The Almighty Group

by Vicki on February 7, 2014

At least a couple times this week I’ve heard individuals disparaging others who happen to be in complimentary fields. One instance involved a physician and the other a veterinarian. In both cases, they were discounting alternative approaches to achieving well-being and health.

Both of these examples left me scratching my head.

Why isn’t there more collaboration between these two camps? Where does the animosity and distrust come from? Aren’t these people all playing on the same “help creatures be well” team?

As I thought about it more, this tendency for groups of people who “should” theoretically be able to appreciate alternative points of view or methods can be found in many contexts – government, academic circles, parenting styles, health, religion…the list is endless.

What is this about?

I think some of this contention can be explained by economics, differing philosophies and values. But I also think social psychological theories that shed light on the power of the “group” and group behavior also apply:

  • Group think: The tendency for members of a group to reach decisions without weighing all the facts, especially those contradicting the majority opinion. When groups members agree, and are generally happy with that agreement, we typically do not want to hear contrasting ideas.
  • Group polarization: The tendency for members of a cohesive group to make more extreme decisions due to the lack of opposing views. With group polarization, the group gets so focused and energized about a decision, opposing views are not considered and the push to move forward for a given idea is fueled internally.
  • Discontinuity effect of inter-group conflict: The tendency in some settings for relations between groups to be more competitive, or less cooperative, than relations between individuals
  • Realistic group conflict theory: This theory explains how hostility between groups can arise because of conflicting goals and competition over limited resources (e.g., real or perceived scarcity of money, political power, military protection, or social status)
  • In-group favoritism (and the related implicit egotism): The tendency to favor our own group (versus other groups) because of an unconscious preference for things associated with the self. Positive emotions such as admiration and trust tend to be reserved for the in-group (Brewer, 1999).

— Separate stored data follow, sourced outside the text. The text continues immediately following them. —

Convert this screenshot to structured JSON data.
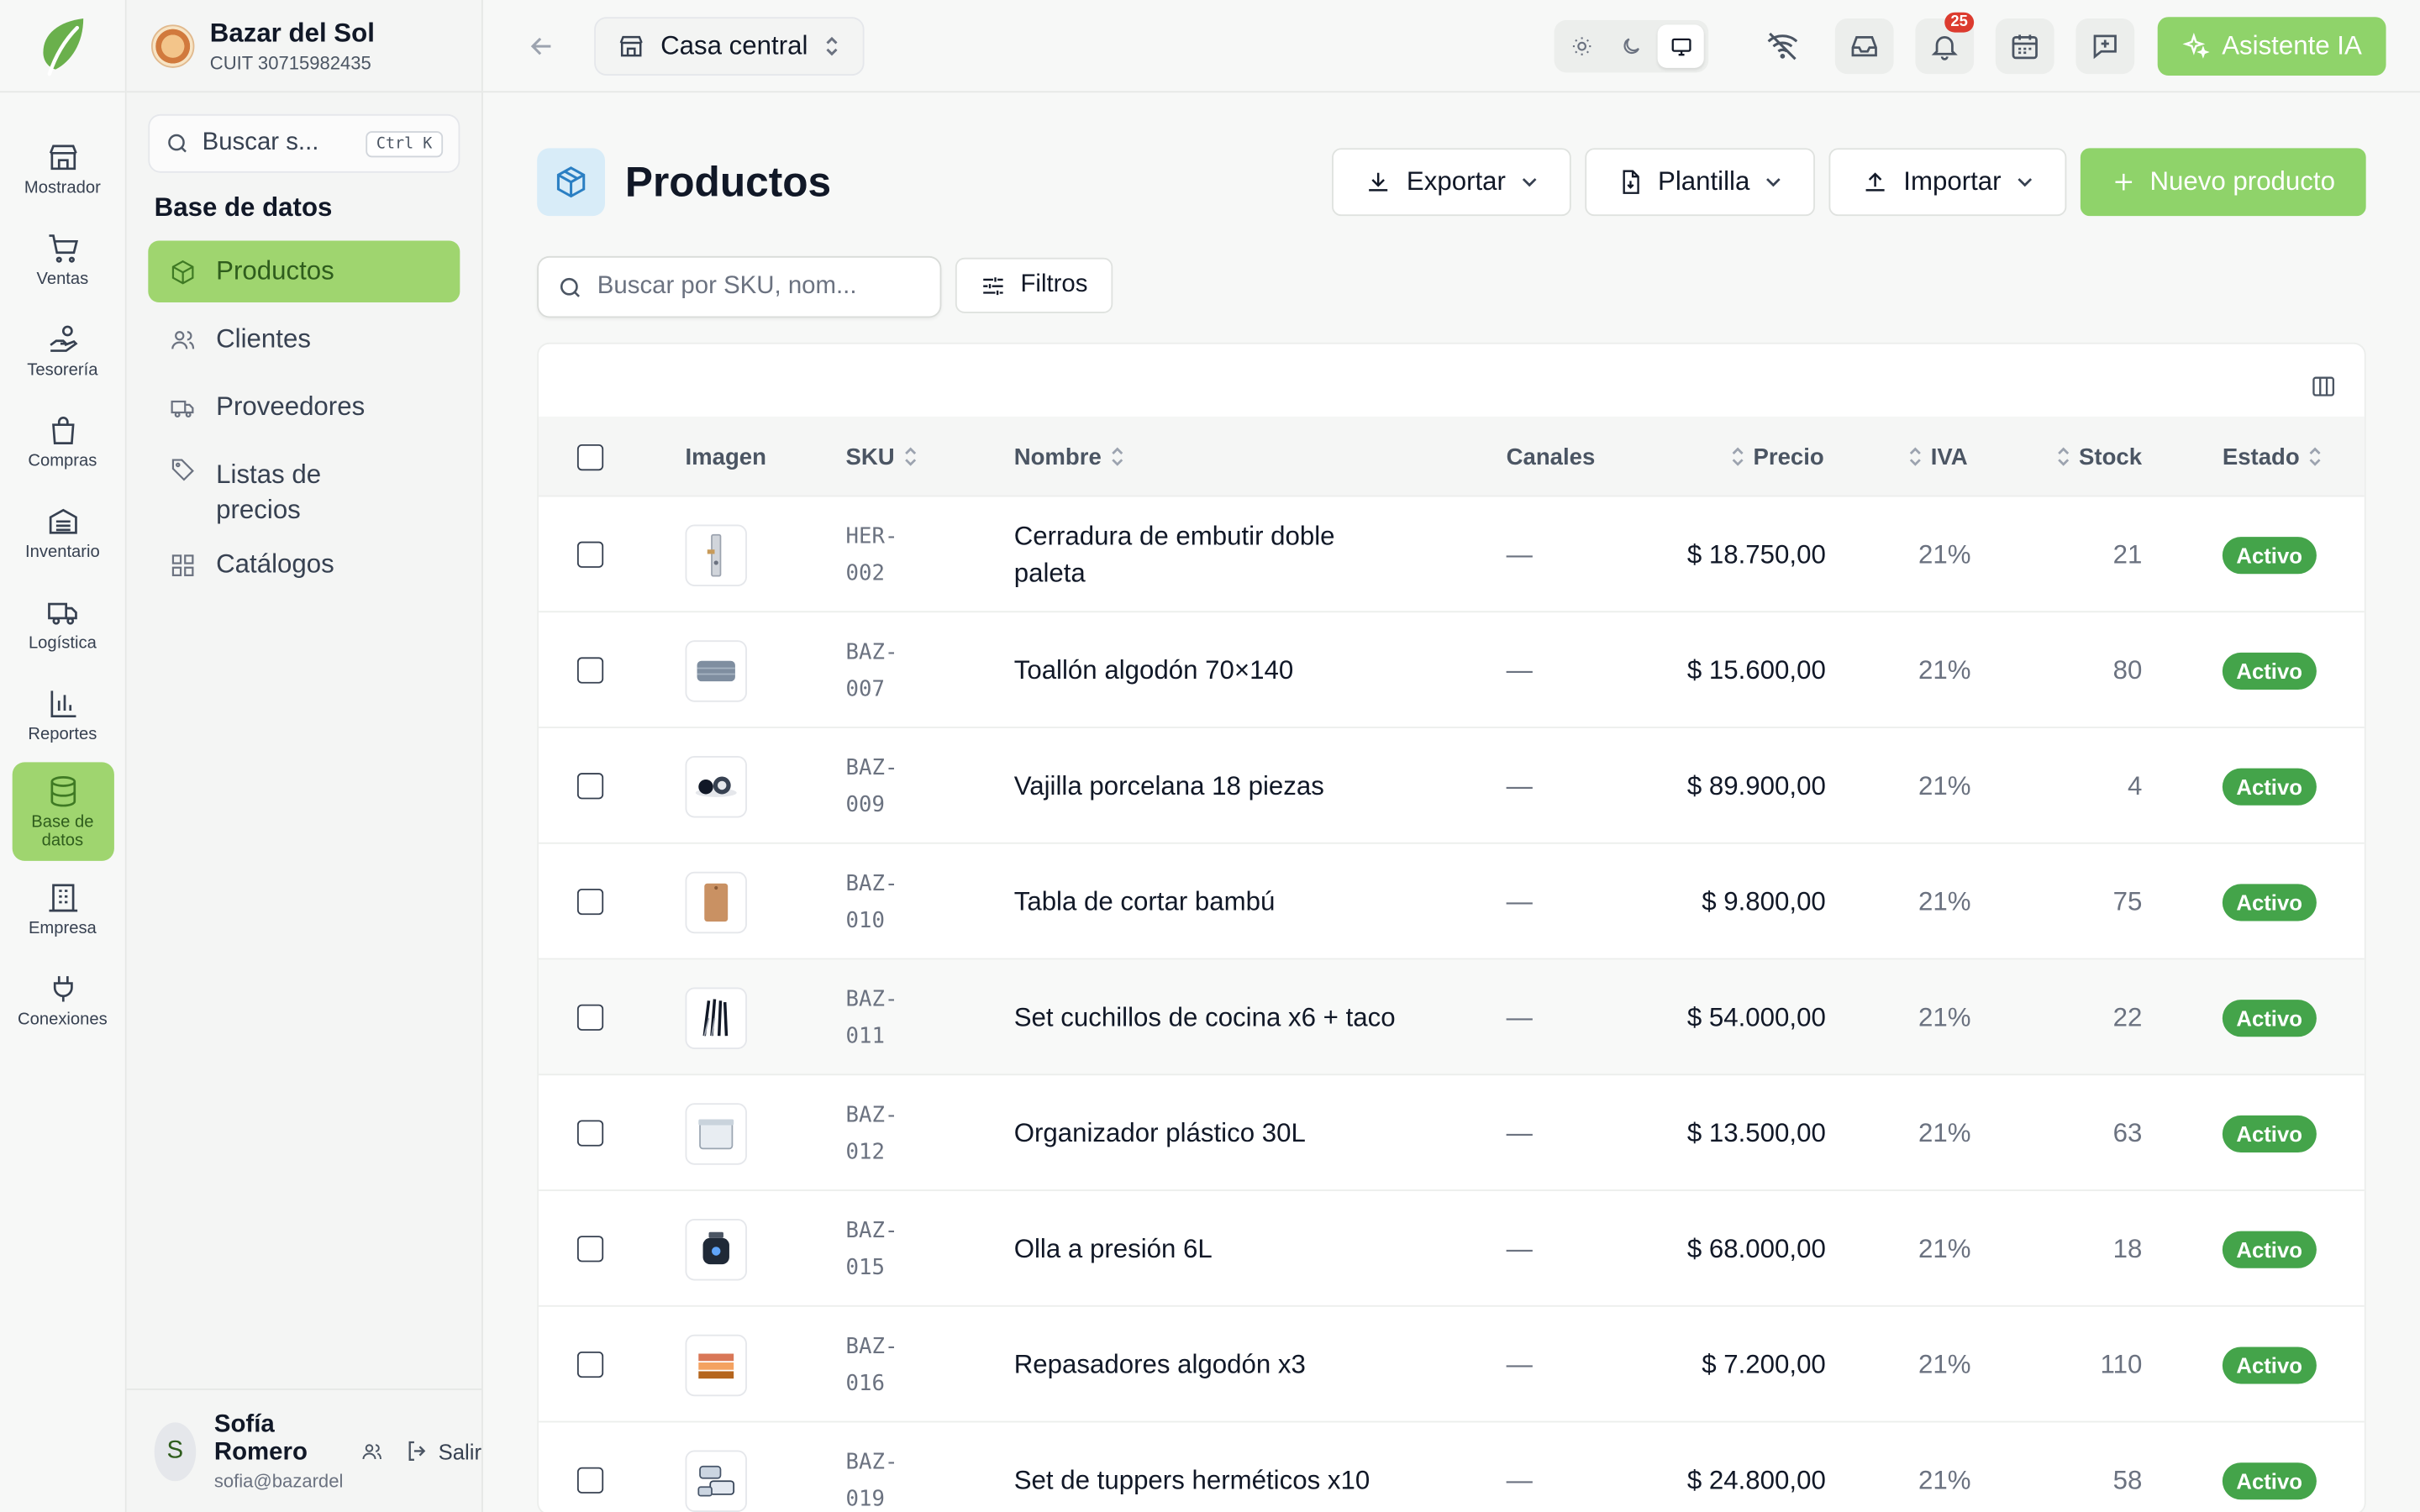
{
  "company": {
    "name": "Bazar del Sol",
    "cuit": "CUIT 30715982435"
  },
  "rail": [
    {
      "label": "Mostrador",
      "icon": "store-icon"
    },
    {
      "label": "Ventas",
      "icon": "cart-icon"
    },
    {
      "label": "Tesorería",
      "icon": "hand-coins-icon"
    },
    {
      "label": "Compras",
      "icon": "shopping-bag-icon"
    },
    {
      "label": "Inventario",
      "icon": "warehouse-icon"
    },
    {
      "label": "Logística",
      "icon": "truck-icon"
    },
    {
      "label": "Reportes",
      "icon": "bar-chart-icon"
    },
    {
      "label": "Base de datos",
      "icon": "database-icon"
    },
    {
      "label": "Empresa",
      "icon": "building-icon"
    },
    {
      "label": "Conexiones",
      "icon": "plug-icon"
    }
  ],
  "sidebar": {
    "search_placeholder": "Buscar s...",
    "shortcut": "Ctrl K",
    "section_title": "Base de datos",
    "items": [
      {
        "label": "Productos",
        "icon": "box-icon"
      },
      {
        "label": "Clientes",
        "icon": "users-icon"
      },
      {
        "label": "Proveedores",
        "icon": "truck-icon"
      },
      {
        "label": "Listas de precios",
        "icon": "tag-icon"
      },
      {
        "label": "Catálogos",
        "icon": "grid-icon"
      }
    ]
  },
  "user": {
    "name": "Sofía Romero",
    "email": "sofia@bazardelsol...",
    "initial": "S",
    "logout": "Salir"
  },
  "topbar": {
    "branch": "Casa central",
    "notifications": "25",
    "ai_button": "Asistente IA"
  },
  "page": {
    "title": "Productos",
    "export": "Exportar",
    "template": "Plantilla",
    "import": "Importar",
    "new": "Nuevo producto",
    "search_placeholder": "Buscar por SKU, nom...",
    "filters": "Filtros"
  },
  "table": {
    "headers": {
      "image": "Imagen",
      "sku": "SKU",
      "name": "Nombre",
      "channels": "Canales",
      "price": "Precio",
      "iva": "IVA",
      "stock": "Stock",
      "status": "Estado"
    },
    "rows": [
      {
        "sku1": "HER-",
        "sku2": "002",
        "name": "Cerradura de embutir doble paleta",
        "channels": "—",
        "price": "$ 18.750,00",
        "iva": "21%",
        "stock": "21",
        "status": "Activo",
        "thumb": "lock"
      },
      {
        "sku1": "BAZ-",
        "sku2": "007",
        "name": "Toallón algodón 70×140",
        "channels": "—",
        "price": "$ 15.600,00",
        "iva": "21%",
        "stock": "80",
        "status": "Activo",
        "thumb": "towel"
      },
      {
        "sku1": "BAZ-",
        "sku2": "009",
        "name": "Vajilla porcelana 18 piezas",
        "channels": "—",
        "price": "$ 89.900,00",
        "iva": "21%",
        "stock": "4",
        "status": "Activo",
        "thumb": "dishes"
      },
      {
        "sku1": "BAZ-",
        "sku2": "010",
        "name": "Tabla de cortar bambú",
        "channels": "—",
        "price": "$ 9.800,00",
        "iva": "21%",
        "stock": "75",
        "status": "Activo",
        "thumb": "board"
      },
      {
        "sku1": "BAZ-",
        "sku2": "011",
        "name": "Set cuchillos de cocina x6 + taco",
        "channels": "—",
        "price": "$ 54.000,00",
        "iva": "21%",
        "stock": "22",
        "status": "Activo",
        "thumb": "knives"
      },
      {
        "sku1": "BAZ-",
        "sku2": "012",
        "name": "Organizador plástico 30L",
        "channels": "—",
        "price": "$ 13.500,00",
        "iva": "21%",
        "stock": "63",
        "status": "Activo",
        "thumb": "box"
      },
      {
        "sku1": "BAZ-",
        "sku2": "015",
        "name": "Olla a presión 6L",
        "channels": "—",
        "price": "$ 68.000,00",
        "iva": "21%",
        "stock": "18",
        "status": "Activo",
        "thumb": "pot"
      },
      {
        "sku1": "BAZ-",
        "sku2": "016",
        "name": "Repasadores algodón x3",
        "channels": "—",
        "price": "$ 7.200,00",
        "iva": "21%",
        "stock": "110",
        "status": "Activo",
        "thumb": "cloths"
      },
      {
        "sku1": "BAZ-",
        "sku2": "019",
        "name": "Set de tuppers herméticos x10",
        "channels": "—",
        "price": "$ 24.800,00",
        "iva": "21%",
        "stock": "58",
        "status": "Activo",
        "thumb": "tuppers"
      }
    ]
  },
  "colors": {
    "accent": "#8fd36a",
    "active_nav": "#9fd56f",
    "status_green": "#44a44a",
    "badge_red": "#dc3b2f"
  }
}
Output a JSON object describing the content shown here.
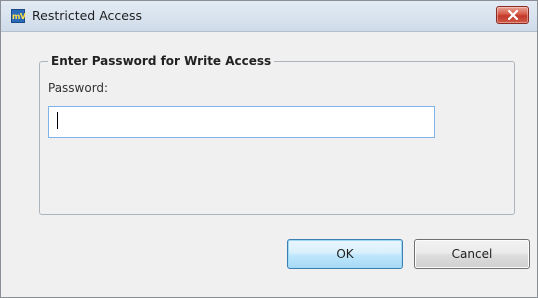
{
  "window": {
    "title": "Restricted Access",
    "app_icon_text": "mV"
  },
  "group": {
    "title": "Enter Password for Write Access"
  },
  "password": {
    "label": "Password:",
    "value": ""
  },
  "buttons": {
    "ok": "OK",
    "cancel": "Cancel"
  },
  "colors": {
    "close_button": "#c7392a",
    "ok_button_border": "#3c7fb1",
    "input_focus_border": "#7eb4ea"
  }
}
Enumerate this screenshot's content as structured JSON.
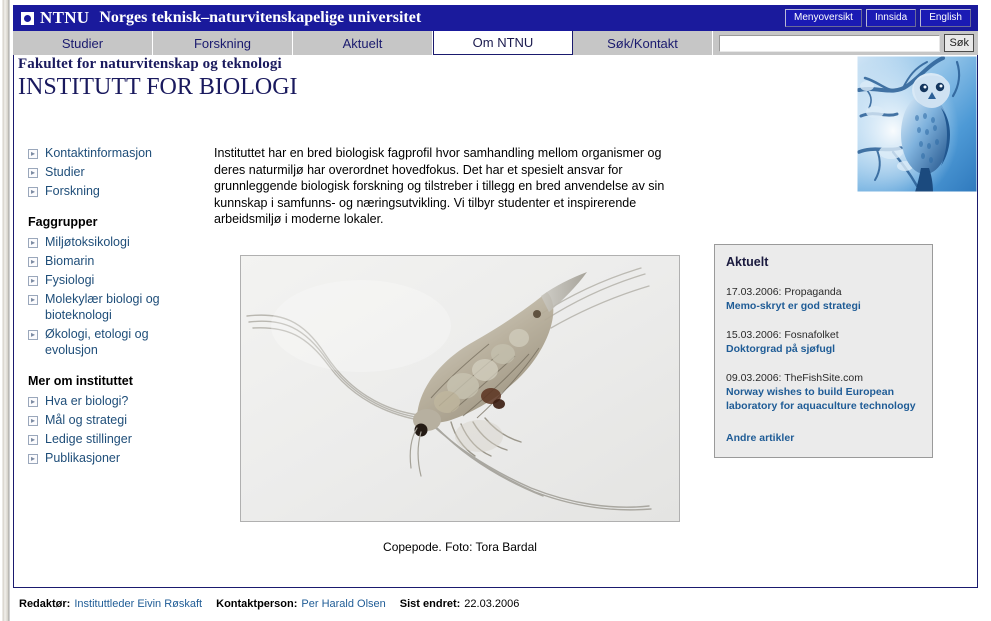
{
  "topbar": {
    "logo_icon": "ntnu-square-dot-icon",
    "brand": "NTNU",
    "site_title": "Norges teknisk–naturvitenskapelige universitet",
    "links": [
      {
        "label": "Menyoversikt"
      },
      {
        "label": "Innsida"
      },
      {
        "label": "English"
      }
    ]
  },
  "tabs": [
    {
      "label": "Studier",
      "active": false
    },
    {
      "label": "Forskning",
      "active": false
    },
    {
      "label": "Aktuelt",
      "active": false
    },
    {
      "label": "Om NTNU",
      "active": true
    },
    {
      "label": "Søk/Kontakt",
      "active": false
    }
  ],
  "search": {
    "value": "",
    "placeholder": "",
    "button_label": "Søk"
  },
  "heading": {
    "faculty": "Fakultet for naturvitenskap og teknologi",
    "institute": "INSTITUTT FOR BIOLOGI"
  },
  "banner": {
    "icon": "owl-on-branch-photo",
    "alt": "Ugle i vintertre"
  },
  "sidebar": {
    "top_items": [
      {
        "label": "Kontaktinformasjon"
      },
      {
        "label": "Studier"
      },
      {
        "label": "Forskning"
      }
    ],
    "group1_title": "Faggrupper",
    "group1_items": [
      {
        "label": "Miljøtoksikologi"
      },
      {
        "label": "Biomarin"
      },
      {
        "label": "Fysiologi"
      },
      {
        "label": "Molekylær biologi og bioteknologi"
      },
      {
        "label": "Økologi, etologi og evolusjon"
      }
    ],
    "group2_title": "Mer om instituttet",
    "group2_items": [
      {
        "label": "Hva er biologi?"
      },
      {
        "label": "Mål og strategi"
      },
      {
        "label": "Ledige stillinger"
      },
      {
        "label": "Publikasjoner"
      }
    ]
  },
  "main": {
    "intro": "Instituttet har en bred biologisk fagprofil hvor samhandling mellom organismer og deres naturmiljø har overordnet hovedfokus. Det har et spesielt ansvar for grunnleggende biologisk forskning og tilstreber i tillegg en bred anvendelse av sin kunnskap i samfunns- og næringsutvikling. Vi tilbyr studenter et inspirerende arbeidsmiljø i moderne lokaler.",
    "photo_icon": "copepod-microscope-photo",
    "caption": "Copepode. Foto: Tora Bardal"
  },
  "aktuelt": {
    "title": "Aktuelt",
    "items": [
      {
        "date": "17.03.2006: Propaganda",
        "headline": "Memo-skryt er god strategi"
      },
      {
        "date": "15.03.2006: Fosnafolket",
        "headline": "Doktorgrad på sjøfugl"
      },
      {
        "date": "09.03.2006: TheFishSite.com",
        "headline": "Norway wishes to build European laboratory for aquaculture technology"
      }
    ],
    "more_label": "Andre artikler"
  },
  "footer": {
    "editor_label": "Redaktør:",
    "editor_value": "Instituttleder Eivin Røskaft",
    "contact_label": "Kontaktperson:",
    "contact_value": "Per Harald Olsen",
    "modified_label": "Sist endret:",
    "modified_value": "22.03.2006"
  },
  "colors": {
    "brand_blue": "#1a1a9c",
    "navy_text": "#1a1a5e",
    "link_blue": "#1f4e79",
    "news_link": "#1f5c96",
    "tab_grey": "#c6c6c6",
    "panel_grey": "#ebebeb"
  }
}
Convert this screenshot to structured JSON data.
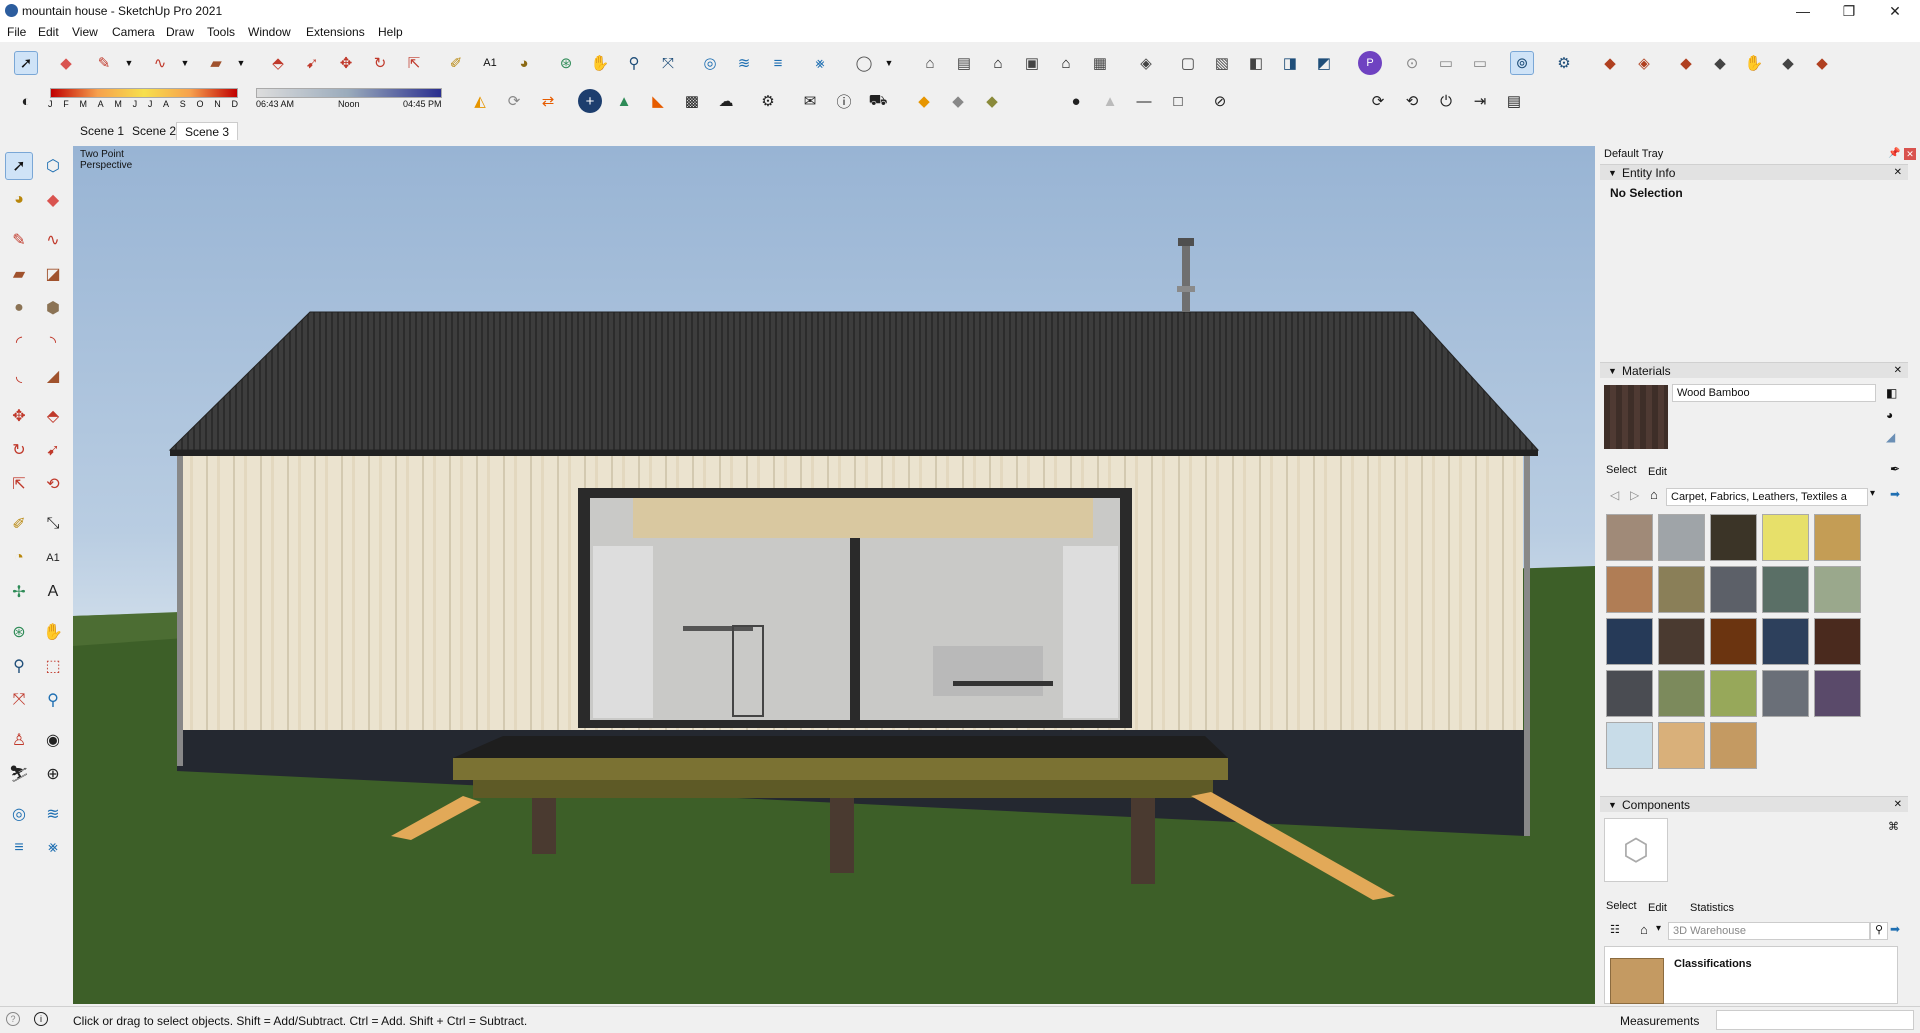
{
  "window": {
    "title": "mountain house - SketchUp Pro 2021",
    "minimize": "—",
    "maximize": "❐",
    "close": "✕"
  },
  "menu": [
    "File",
    "Edit",
    "View",
    "Camera",
    "Draw",
    "Tools",
    "Window",
    "Extensions",
    "Help"
  ],
  "shadow_bar": {
    "months": [
      "J",
      "F",
      "M",
      "A",
      "M",
      "J",
      "J",
      "A",
      "S",
      "O",
      "N",
      "D"
    ],
    "time_start": "06:43 AM",
    "time_mid": "Noon",
    "time_end": "04:45 PM"
  },
  "scenes": [
    "Scene 1",
    "Scene 2",
    "Scene 3"
  ],
  "active_scene": "Scene 3",
  "viewport": {
    "camera_label_line1": "Two Point",
    "camera_label_line2": "Perspective"
  },
  "tray": {
    "title": "Default Tray",
    "entity_info": {
      "header": "Entity Info",
      "selection": "No Selection"
    },
    "materials": {
      "header": "Materials",
      "current_material": "Wood Bamboo",
      "tab_select": "Select",
      "tab_edit": "Edit",
      "library": "Carpet, Fabrics, Leathers, Textiles a",
      "swatch_colors": [
        "#a08a78",
        "#9fa4a8",
        "#3b3427",
        "#e7e06a",
        "#c49d55",
        "#b07d55",
        "#8a7f58",
        "#5c6068",
        "#5a6f66",
        "#9aa88c",
        "#263a58",
        "#4a3a30",
        "#6b3410",
        "#2d405c",
        "#4a2a1e",
        "#4a4c52",
        "#7c8a5c",
        "#97a85a",
        "#6a6f78",
        "#5a4a6a",
        "#c8dce8",
        "#d9b07a",
        "#c49a62"
      ]
    },
    "components": {
      "header": "Components",
      "tab_select": "Select",
      "tab_edit": "Edit",
      "tab_statistics": "Statistics",
      "search_placeholder": "3D Warehouse",
      "item_title": "Classifications"
    }
  },
  "status": {
    "message": "Click or drag to select objects. Shift = Add/Subtract. Ctrl = Add. Shift + Ctrl = Subtract.",
    "measurements_label": "Measurements"
  },
  "colors": {
    "roof": "#3a3a3a",
    "cladding": "#e9e1cd",
    "grass": "#3c5e27",
    "deck_edge": "#6e6a2c"
  }
}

My list is by no means exhaustive. But just reading through some of the online research on groups helps make sense about the conflicts I’ve heard this week.

It doesn’t necessarily matter if the groups SHOULD theoretically be able to align, what might matter most is that groups are part of the equation.

What groups do you subscribe to? How does it affect your ability to interpret information? How does group identification affect your perceptions of those in other groups?

In a follow up post I’ll explore how social psychologists have managed to get people to see and move beyond the mighty hold of the group.